Cooper Street Entrance - Photo from
The entry building to the Cooper Street Prison is a pole-barn looking nondescript building.  It's fairly grey on the outside and in, I think.  In reality, it's white on the outside, and maybe white on the inside.  But in my memory, it's grey.  When you have a prison ID, you trade your driver's license at the front desk for your blue prison ID with the first officer.  There's a sign-in book there where visitors sign in, and I do.  You then go and stand in front of a sliding door and wait for security to open it.  You then pass through the doors into a small space between doors and wait for a period for them to open the next door.  Once inside the second door, you go through the metal detectors and have your bags checked by a second officer.  I've noticed they're more thorough checking my bags on the way out than the way in, but they check every pocket both ways, so maybe it's my imagination.  Maybe just that the 12:00 officer is more jovial than the 15:30 officer.  (We're on military time in prison.)  But that first day, my bag was in the car.  At the end of orientation, I was given my "Manifest," which allows me to bring in:
  • Soft Side Briefcase & Work Related Papers
  • Other: Books
All my digital files and videos are on a flash drive that will take a few weeks to get approved.  There's a laptop in the classroom for me to use, but no internet.  So for the first couple of weeks, everything will be on paper.

After you've passed through the metal detectors, you go to the next window, where you trade in your car key, and a third officer gives you what I call the "panic button," a small thing that looks like a garage door opener that you put in your pocket or clip at the waist, that can call the officers if you have trouble.  It has a button that does nothing.  The way you activate it is to pull out what looks like an antenna.

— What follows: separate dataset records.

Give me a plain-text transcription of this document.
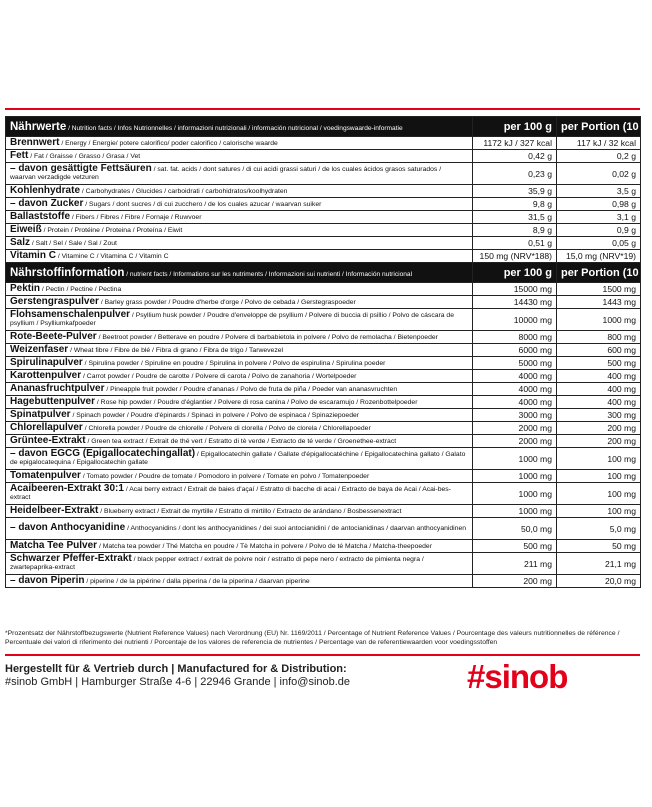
Nährwerte / Nutrition facts / Infos Nutrionnelles / informazioni nutrizionali / información nutricional / voedingswaarde-informatie	per 100 g	per Portion (10 g)
Brennwert / Energy / Energie/ potere calorifico/ poder calorifico / calorische waarde	1172 kJ / 327 kcal	117 kJ / 32 kcal
Fett / Fat / Graisse / Grasso / Grasa / Vet	0,42 g	0,2 g
– davon gesättigte Fettsäuren / sat. fat. acids / dont satures / di cui acidi grassi saturi / de los cuales ácidos grasos saturados / waarvan verzadigde vetzuren	0,23 g	0,02 g
Kohlenhydrate / Carbohydrates / Glucides / carboidrati / carbohidratos/koolhydraten	35,9 g	3,5 g
– davon Zucker / Sugars / dont sucres / di cui zucchero / de los cuales azucar / waarvan suiker	9,8 g	0,98 g
Ballaststoffe / Fibers / Fibres / Fibre / Fornaje / Ruwvoer	31,5 g	3,1 g
Eiweiß / Protein / Protéine / Proteina / Proteína / Eiwit	8,9 g	0,9 g
Salz / Salt / Sel / Sale / Sal / Zout	0,51 g	0,05 g
Vitamin C / Vitamine C / Vitamina C / Vitamin C	150 mg (NRV*188)	15,0 mg (NRV*19)
Nährstoffinformation / nutrient facts / Informations sur les nutriments / Informazioni sui nutrienti / Información nutricional	per 100 g	per Portion (10 g)
Pektin / Pectin / Pectine / Pectina	15000 mg	1500 mg
Gerstengraspulver / Barley grass powder / Poudre d'herbe d'orge / Polvo de cebada / Gerstegraspoeder	14430 mg	1443 mg
Flohsamenschalenpulver / Psyllium husk powder / Poudre d'enveloppe de psyllium / Polvere di buccia di psillio / Polvo de cáscara de psyllium / Psylliumkafpoeder	10000 mg	1000 mg
Rote-Beete-Pulver / Beetroot powder / Betterave en poudre / Polvere di barbabietola in polvere / Polvo de remolacha / Bietenpoeder	8000 mg	800 mg
Weizenfaser / Wheat fibre / Fibre de blé / Fibra di grano / Fibra de trigo / Tarwevezel	6000 mg	600 mg
Spirulinapulver / Spirulina powder / Spiruline en poudre / Spirulina in polvere / Polvo de espirulina / Spirulina poeder	5000 mg	500 mg
Karottenpulver / Carrot powder / Poudre de carotte / Polvere di carota / Polvo de zanahoria / Wortelpoeder	4000 mg	400 mg
Ananasfruchtpulver / Pineapple fruit powder / Poudre d'ananas / Polvo de fruta de piña / Poeder van ananasvruchten	4000 mg	400 mg
Hagebuttenpulver / Rose hip powder / Poudre d'églantier / Polvere di rosa canina / Polvo de escaramujo / Rozenbottelpoeder	4000 mg	400 mg
Spinatpulver / Spinach powder / Poudre d'épinards / Spinaci in polvere / Polvo de espinaca / Spinaziepoeder	3000 mg	300 mg
Chlorellapulver / Chlorella powder / Poudre de chlorelle / Polvere di clorella / Polvo de clorela / Chlorellapoeder	2000 mg	200 mg
Grüntee-Extrakt / Green tea extract / Extrait de thé vert / Estratto di tè verde / Extracto de té verde / Groenethee-extract	2000 mg	200 mg
– davon EGCG (Epigallocatechingallat) / Epigallocatechin gallate / Gallate d'épigallocatéchine / Epigallocatechina gallato / Galato de epigalocatequina / Epigallocatechin gallate	1000 mg	100 mg
Tomatenpulver / Tomato powder / Poudre de tomate / Pomodoro in polvere / Tomate en polvo / Tomatenpoeder	1000 mg	100 mg
Acaibeeren-Extrakt 30:1 / Acai berry extract / Extrait de baies d'açaí / Estratto di bacche di acai / Extracto de baya de Acai / Acai-bes-extract	1000 mg	100 mg
Heidelbeer-Extrakt / Blueberry extract / Extrait de myrtille / Estratto di mirtillo / Extracto de arándano / Bosbessenextract	1000 mg	100 mg
– davon Anthocyanidine / Anthocyanidins / dont les anthocyanidines / dei suoi antocianidini / de antocianidinas / daarvan anthocyanidinen	50,0 mg	5,0 mg
Matcha Tee Pulver / Matcha tea powder / Thé Matcha en poudre / Tè Matcha in polvere / Polvo de té Matcha / Matcha-theepoeder	500 mg	50 mg
Schwarzer Pfeffer-Extrakt / black pepper extract / extrait de poivre noir / estratto di pepe nero / extracto de pimienta negra / zwartepaprika-extract	211 mg	21,1 mg
– davon Piperin / piperine / de la pipérine / dalla piperina / de la piperina / daarvan piperine	200 mg	20,0 mg
*Prozentsatz der Nährstoffbezugswerte (Nutrient Reference Values) nach Verordnung (EU) Nr. 1169/2011 / Percentage of Nutrient Reference Values / Pourcentage des valeurs nutritionnelles de référence / Percentuale dei valori di riferimento dei nutrienti / Porcentaje de los valores de referencia de nutrientes / Percentage van de referentiewaarden voor voedingsstoffen
Hergestellt für & Vertrieb durch | Manufactured for & Distribution:
#sinob GmbH | Hamburger Straße 4-6 | 22946 Grande | info@sinob.de	#sinob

I then proceed past what appears to be a waiting room filled with a dozen or more prisoners, and head to the next window near the back door of this pole barn entry building.  At that window, I tell them who I am and where I'm going (something I've done with first two officers, as well), and ask for an escort.  They call an officer who usually meets me outside the door, but sometimes down the walk a ways, who will escort me to where I'm going.  The first day, I'm going to "Programs" for my orientation, but thereafter I'll be going to the "school" or the "trailer" depending on how they refer to it.  The classroom, which I'll be shown that day, is in one half of a double-wide trailer.

I've heard it's easy for volunteers and teachers, who have of course come here to help the prisoners, to start identifying with the prisoners.  We're mostly humanities teachers coming from the college, but some business and math.  But I think they worry about the humanities teachers more -- we're soft-sided, caring, want to see the humanity in each person, and that's easier in our students, the felons, than in the guards.  In my case, I need to make the switch in my head from the discussion groups I've come from about the "New Jim Crow," to the fact that I'm really in prison, and not everybody here is a victim of bad drug laws.  My students, according to their online prisoner profiles, include murderers and rapists.  The guards and prison staff are full of stories about people who've gotten involved with prisoners and the trouble they can get into.  Walking in and out through security, it'd be easy to feel hassled with or frustrated by the guards, and so that adds to the feeling that when you're in there, you're more like the prisoners and less like the guards.  It's an illusion, because you get to come out at the end of your day.  I remind myself constantly that the officers are there also to protect me.  That's why I get the escort in and out. 

I remind myself of all of that as I greet the officer who will escort me, and I take my first step out into the prison yard. 


  1. My recollection of Jackson Prison is going there as a law student representing a prisoner appealing his sentence. Back then they dabbed an ointment on the back of my hand (like a stamp at a college bar) to identify me as a visitor, not a resident. I remember really hoping the ointment wouldn't rub off while I was there.